Entro no banheiro e borrifo água fria no rosto. Seco-me com uma toalha, evitando olhar para o espelho. Tenho um problema com espelhos. Sei que as cicatrizes em meu rosto são mais imaginárias do que reais, mas quando eu olho no espelho me vejo como eu há quinze anos. Pontos cruzados, como trilhos de trem em miniatura, cobriam meu rosto, doíam quando eu me mexia, e meu maxilar, quebrado em seis lugares, foi fechado com arame. Os médicos, sem uma fotografia para mostrar como eu era, trabalharam durante muito tempo no que sobrou de meu rosto — nas órbitas dos olhos, no nariz, no queixo e no maxilar, na testa, no formato de minha boca — remendando, costurando, removendo ossos esmagados, acrescentando enxertos, esculpindo aquilo que é hoje o meu rosto.
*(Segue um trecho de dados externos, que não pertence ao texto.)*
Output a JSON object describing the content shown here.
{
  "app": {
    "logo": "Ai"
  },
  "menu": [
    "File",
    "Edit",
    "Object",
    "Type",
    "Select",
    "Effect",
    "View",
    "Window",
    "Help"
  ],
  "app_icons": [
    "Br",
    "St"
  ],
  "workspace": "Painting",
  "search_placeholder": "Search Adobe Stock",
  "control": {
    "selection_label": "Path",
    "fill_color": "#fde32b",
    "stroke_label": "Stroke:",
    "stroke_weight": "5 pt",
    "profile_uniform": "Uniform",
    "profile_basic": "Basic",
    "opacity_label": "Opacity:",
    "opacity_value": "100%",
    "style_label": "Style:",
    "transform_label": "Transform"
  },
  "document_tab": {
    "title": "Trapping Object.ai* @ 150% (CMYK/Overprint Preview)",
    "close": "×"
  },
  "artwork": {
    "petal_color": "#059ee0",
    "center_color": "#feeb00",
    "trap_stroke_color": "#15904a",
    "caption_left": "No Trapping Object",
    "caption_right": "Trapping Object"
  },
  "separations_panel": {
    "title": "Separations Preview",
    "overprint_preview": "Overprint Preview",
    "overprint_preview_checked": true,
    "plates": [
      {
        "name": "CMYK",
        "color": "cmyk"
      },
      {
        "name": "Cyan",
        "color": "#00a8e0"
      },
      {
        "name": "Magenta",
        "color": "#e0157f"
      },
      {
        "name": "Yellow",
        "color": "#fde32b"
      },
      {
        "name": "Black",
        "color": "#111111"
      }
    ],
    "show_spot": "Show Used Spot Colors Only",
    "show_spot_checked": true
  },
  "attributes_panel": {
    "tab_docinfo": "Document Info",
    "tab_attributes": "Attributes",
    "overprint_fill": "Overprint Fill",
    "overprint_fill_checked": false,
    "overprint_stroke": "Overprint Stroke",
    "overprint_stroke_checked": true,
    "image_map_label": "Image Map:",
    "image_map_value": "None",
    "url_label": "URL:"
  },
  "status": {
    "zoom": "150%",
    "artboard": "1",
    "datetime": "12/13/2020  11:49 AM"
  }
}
Restam apenas cicatrizes, quase invisíveis, próximas do couro cabeludo, sob do queixo, perto da orelha, mas eu ainda como vejo entrecruzando o meu rosto, cicatrizes de Frankenstein. Acho que sou como essas pessoas que emagreceram há pouco tempo e que se enxergam gordas para sempre. Cautelosa, olho para o espelho. Estou cansada de me ver desta maneira, sem o meu próprio rosto, sem minha identidade. Atticus nunca olhou no espelho sem reconhecer o rosto que o olhava de volta. Ele diz que não sei o que estou pedindo, mas ele não sabe o que pode me dar: minha identidade.

Mais tarde, esta noite, começarei o processo de reclamar o que é meu de direito.

Bato à porta de Atticus. Como janelas estão cobertas, mas incandescem tenuemente devido à luz que vem de dentro, ao fulgor constante da luz elétrica. Nada de velas esta noite. Embora eu espiasse através das janelas ontem mesmo, parece que foi há muito tempo. Desta vez eu não me aproximei da casa furtivamente e nem esperei até depois da meia-noite. Vim até aqui de carro, estacionei ao lado do dele e nem são nove da noite ainda.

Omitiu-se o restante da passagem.